«Uma fervente sopa de letras» [Nuno Pacheco, “revista 2”, 24.03.2013]

PublicaNP170313

Na semana passada, falou-se aqui dos Colóquios da Lusofonia na sua vertente lúdica e ostensivamente passeante. Mas, para que não se julgue que os seus promotores não têm objectivos mais profundos, convém ler o documento Manifesto contra a crise: a língua como motor económico (no Brasil escrever-se-ia “econômico”, é bom notar), no tal portal aqui já indicado (http://lusofonia.com.sapo.pt/, “Colóquios da Lusofonia”, “AICL historial”). Ali se diz o seguinte: “Uma vez que a unificação da ortografia permite a divulgação do mesmo texto em vários países, a disponibilização das obras literárias mais representativas de cada país aos outros países não só facilita o acesso recíproco a todas as literaturas lusófonas, mas permite a publicação de edições únicas que poderão entrar em vários mercados livreiros.” Ora há dias, no Fórum Pára ou para – onde pára e para onde vai a língua portuguesa?, uma tradutora resumiu o problema numa frase singela: antes, eram precisas duas traduções, uma para Portugal e outra para o Brasil; hoje, com o acordo ortográfico (AO), são precisas duas traduções, uma para Portugal e outra para o Brasil. Espanto? Nenhum. Se palavras como activo ou directo serão agora escritas de igual modo (“ativo” e “direto”), outras como recepção ou ruptura mantêm-se tal qual no Brasil mas mudam em Portugal para “receção” ou “rutura”. Isto já para não falar das mudanças vocabulares naturais, derivadas do uso corrente nos dois países: aluguer ou aluguel; cancro ou câncer; libertar ou liberar; planear ou planejar; maquilhagem ou maquiagem; dobrar ou dublar; esclavagista ou escravista; desenhador ou desenhista; registar ou registrar; camião ou caminhão; comboio ou trem; nave espacial ou espaçonave; aterrar ou aterrisar; casino ou cassino; e um milhão de eteceteras. Sendo assim, a quimera das edições comuns só pode existir como delírio.

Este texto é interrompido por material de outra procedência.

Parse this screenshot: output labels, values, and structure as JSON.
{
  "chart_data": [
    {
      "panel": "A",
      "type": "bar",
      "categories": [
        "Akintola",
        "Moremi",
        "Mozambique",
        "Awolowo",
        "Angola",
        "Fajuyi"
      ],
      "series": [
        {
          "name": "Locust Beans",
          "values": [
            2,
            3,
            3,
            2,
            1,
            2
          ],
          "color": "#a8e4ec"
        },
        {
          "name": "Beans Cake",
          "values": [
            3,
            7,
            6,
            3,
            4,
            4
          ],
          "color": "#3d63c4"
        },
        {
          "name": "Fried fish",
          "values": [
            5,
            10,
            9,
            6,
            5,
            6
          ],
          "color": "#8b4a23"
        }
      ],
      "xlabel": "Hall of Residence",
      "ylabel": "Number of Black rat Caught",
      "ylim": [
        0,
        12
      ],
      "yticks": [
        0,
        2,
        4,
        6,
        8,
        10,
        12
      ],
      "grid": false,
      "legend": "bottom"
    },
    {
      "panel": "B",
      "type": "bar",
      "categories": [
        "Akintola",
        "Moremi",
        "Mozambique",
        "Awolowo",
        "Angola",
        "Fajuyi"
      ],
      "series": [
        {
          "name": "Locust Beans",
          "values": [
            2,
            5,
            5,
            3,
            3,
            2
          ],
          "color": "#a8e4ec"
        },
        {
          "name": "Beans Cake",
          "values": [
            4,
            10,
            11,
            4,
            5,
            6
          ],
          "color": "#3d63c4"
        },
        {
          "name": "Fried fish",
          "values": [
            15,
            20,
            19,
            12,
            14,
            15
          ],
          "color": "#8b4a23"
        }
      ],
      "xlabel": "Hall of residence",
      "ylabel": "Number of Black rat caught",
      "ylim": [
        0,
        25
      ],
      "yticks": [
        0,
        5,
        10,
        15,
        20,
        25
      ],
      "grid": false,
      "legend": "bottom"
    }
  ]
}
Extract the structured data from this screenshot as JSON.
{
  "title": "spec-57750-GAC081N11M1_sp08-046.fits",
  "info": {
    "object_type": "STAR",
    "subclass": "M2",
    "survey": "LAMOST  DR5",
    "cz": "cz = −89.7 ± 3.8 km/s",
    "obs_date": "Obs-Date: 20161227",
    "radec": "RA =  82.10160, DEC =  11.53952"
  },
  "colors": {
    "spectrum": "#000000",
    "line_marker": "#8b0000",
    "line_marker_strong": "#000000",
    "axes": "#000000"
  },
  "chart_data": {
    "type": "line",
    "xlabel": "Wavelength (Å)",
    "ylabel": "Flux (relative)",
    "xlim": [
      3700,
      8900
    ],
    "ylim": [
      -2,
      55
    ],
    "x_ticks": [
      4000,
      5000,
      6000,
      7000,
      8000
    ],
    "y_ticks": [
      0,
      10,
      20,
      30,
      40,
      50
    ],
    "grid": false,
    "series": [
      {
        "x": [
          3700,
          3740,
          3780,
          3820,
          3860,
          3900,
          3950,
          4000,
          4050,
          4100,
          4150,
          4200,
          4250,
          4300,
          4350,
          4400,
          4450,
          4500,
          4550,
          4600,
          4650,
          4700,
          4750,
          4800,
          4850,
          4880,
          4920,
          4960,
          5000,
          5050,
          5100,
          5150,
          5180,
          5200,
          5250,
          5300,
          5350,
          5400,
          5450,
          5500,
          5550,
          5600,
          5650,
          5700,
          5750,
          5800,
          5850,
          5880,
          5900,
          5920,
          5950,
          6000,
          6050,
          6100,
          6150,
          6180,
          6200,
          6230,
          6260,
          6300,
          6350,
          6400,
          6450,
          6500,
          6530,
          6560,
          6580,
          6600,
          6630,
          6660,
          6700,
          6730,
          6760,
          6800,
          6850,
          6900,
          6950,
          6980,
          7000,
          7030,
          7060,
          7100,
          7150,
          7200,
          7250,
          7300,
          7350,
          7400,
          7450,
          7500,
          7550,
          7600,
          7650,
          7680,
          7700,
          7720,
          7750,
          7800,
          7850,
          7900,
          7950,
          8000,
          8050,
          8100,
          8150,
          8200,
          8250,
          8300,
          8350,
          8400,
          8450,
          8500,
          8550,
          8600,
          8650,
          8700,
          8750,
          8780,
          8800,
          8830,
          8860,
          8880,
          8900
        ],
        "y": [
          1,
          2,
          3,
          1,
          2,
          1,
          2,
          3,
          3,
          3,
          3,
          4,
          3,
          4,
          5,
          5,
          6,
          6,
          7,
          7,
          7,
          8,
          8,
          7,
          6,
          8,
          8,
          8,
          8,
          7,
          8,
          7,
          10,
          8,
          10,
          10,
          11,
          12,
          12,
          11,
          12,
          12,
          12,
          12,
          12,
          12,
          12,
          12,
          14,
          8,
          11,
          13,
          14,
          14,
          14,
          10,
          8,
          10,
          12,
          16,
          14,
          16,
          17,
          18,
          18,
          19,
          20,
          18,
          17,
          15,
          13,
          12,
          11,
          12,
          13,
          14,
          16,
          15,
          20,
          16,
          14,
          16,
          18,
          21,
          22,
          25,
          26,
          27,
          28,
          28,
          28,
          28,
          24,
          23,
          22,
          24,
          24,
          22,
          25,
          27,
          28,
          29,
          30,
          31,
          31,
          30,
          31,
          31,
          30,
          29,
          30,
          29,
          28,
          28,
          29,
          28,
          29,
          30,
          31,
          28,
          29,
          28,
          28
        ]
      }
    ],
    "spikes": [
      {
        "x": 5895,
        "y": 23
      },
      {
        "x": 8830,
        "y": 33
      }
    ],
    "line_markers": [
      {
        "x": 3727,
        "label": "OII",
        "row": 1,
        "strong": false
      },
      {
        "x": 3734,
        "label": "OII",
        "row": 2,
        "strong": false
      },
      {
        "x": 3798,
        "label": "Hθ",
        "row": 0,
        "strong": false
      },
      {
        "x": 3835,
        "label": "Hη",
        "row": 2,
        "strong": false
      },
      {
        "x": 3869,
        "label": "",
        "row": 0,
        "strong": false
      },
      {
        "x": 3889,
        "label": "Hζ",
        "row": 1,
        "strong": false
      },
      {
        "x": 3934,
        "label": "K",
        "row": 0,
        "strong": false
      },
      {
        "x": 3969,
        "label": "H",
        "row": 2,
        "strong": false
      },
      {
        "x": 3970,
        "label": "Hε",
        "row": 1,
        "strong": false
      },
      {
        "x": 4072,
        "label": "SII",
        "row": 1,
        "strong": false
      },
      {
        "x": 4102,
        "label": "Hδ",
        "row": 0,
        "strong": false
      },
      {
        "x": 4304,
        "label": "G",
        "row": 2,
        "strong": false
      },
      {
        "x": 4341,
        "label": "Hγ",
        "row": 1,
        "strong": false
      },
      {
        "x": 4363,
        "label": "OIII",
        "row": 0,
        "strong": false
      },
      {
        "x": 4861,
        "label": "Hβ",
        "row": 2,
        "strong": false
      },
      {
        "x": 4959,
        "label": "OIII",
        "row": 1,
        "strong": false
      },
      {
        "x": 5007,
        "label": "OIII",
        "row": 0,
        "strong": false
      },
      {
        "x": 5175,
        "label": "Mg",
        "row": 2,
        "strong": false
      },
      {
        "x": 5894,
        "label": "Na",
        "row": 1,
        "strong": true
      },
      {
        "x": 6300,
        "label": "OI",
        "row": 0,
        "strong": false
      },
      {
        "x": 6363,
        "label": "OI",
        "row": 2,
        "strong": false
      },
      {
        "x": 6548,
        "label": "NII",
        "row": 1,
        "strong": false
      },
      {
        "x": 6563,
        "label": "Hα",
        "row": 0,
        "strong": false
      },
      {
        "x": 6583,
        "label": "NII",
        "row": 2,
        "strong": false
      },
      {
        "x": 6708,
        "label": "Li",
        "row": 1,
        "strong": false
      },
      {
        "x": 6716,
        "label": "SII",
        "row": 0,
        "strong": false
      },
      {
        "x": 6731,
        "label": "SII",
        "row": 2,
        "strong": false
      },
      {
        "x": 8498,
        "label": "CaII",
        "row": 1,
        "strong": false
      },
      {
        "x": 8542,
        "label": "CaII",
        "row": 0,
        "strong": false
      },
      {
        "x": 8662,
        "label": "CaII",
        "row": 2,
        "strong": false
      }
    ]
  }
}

Não é problema de hoje. Há mais de um século, quando saiu a décima-terceira edição das Lendas e Narrativas de Alexandre Herculano, o editor achou por bem apensar-lhe uma nota para explicar que aquela edição era feita “segundo a quarta, de 1877, a última em vida do seu autor”, porque edições posteriores teriam adulterado a grafia e, nalguns casos, a obra. Estávamos, é bom notar, antes da revolução ortográfica de 1911 (devida a um homem que, por sinal, nem sempre usava a mesma grafia nos seus escritos: Gonçalves Viana) e o que edições sucessivas fizeram à obra de Herculano foi trocar-lhe palavras ao sabor das modas do momento (e Portugal, no capítulo da deriva ortográfica, não tem paralelo no mundo). Houve casos em que se trocaram apenas palavras: cousa por “coisa”; sapato por “çapato” (isso mesmo, não o contrário); paiz por “país”; dous por “dois”; mas a ânsia de mudar levou os editores a alterar mesmo “as formas do autor com prejuízo até do sentido”. Os exemplos são curiosos, cómicos ou delirantes. Onde Herculano escreveu orgulho insensato puseram “orgulhoso sensato”; trocaram riso por “sorriso”; escarnida por “escarnecida”, não por “nunca”; bons por “uns bons”; aborrido por “aborrecido”; eminente por “imminente”; essa mariolada por “esse mariola” e possivel por… “impossivel”. Foi possível, sim. E, por isso, um editor atento e honesto quis devolver ao autor a graça da sua escrita. Hoje, curiosamente, é o contrário que se passa. Com mil e um malabarismos ortográficos, ninguém se incomoda já com o que um autor possa escrever.

Dois exemplos recentes, de sinal contrário. O livro, aliás excelente, de José Pacheco Pereira, As Armas de Papel, foi revertido integralmente para a nova norma – isto embora o autor seja um reconhecido adversário do AO, ao passo que a editora, a Temas & Debates é ferrenha adepta do dito. Resultado: citações de documentos dos anos 1960 e 70, que deviam ser ortograficamente fiéis ao original, surgem “atualizadas”. Alguém se imagina a escrever “refratários” (pág. 278) ou “objetivo” (pág. 366) na década de 70 do século passado? Já o Expresso, que como se sabe defende e propagandeia o AO, editou este ano os três volumes de O Que a Censura Cortou “de acordo com a antiga ortografia” a pretexto de se tratar de uma reedição. O que permite que não se leiam textos escritos há quarenta anos como se tivessem saído das mãos da oficina de Malaca & Bechara. E é aqui que estamos: numa fervente sopa de letras, sem tino nem destino.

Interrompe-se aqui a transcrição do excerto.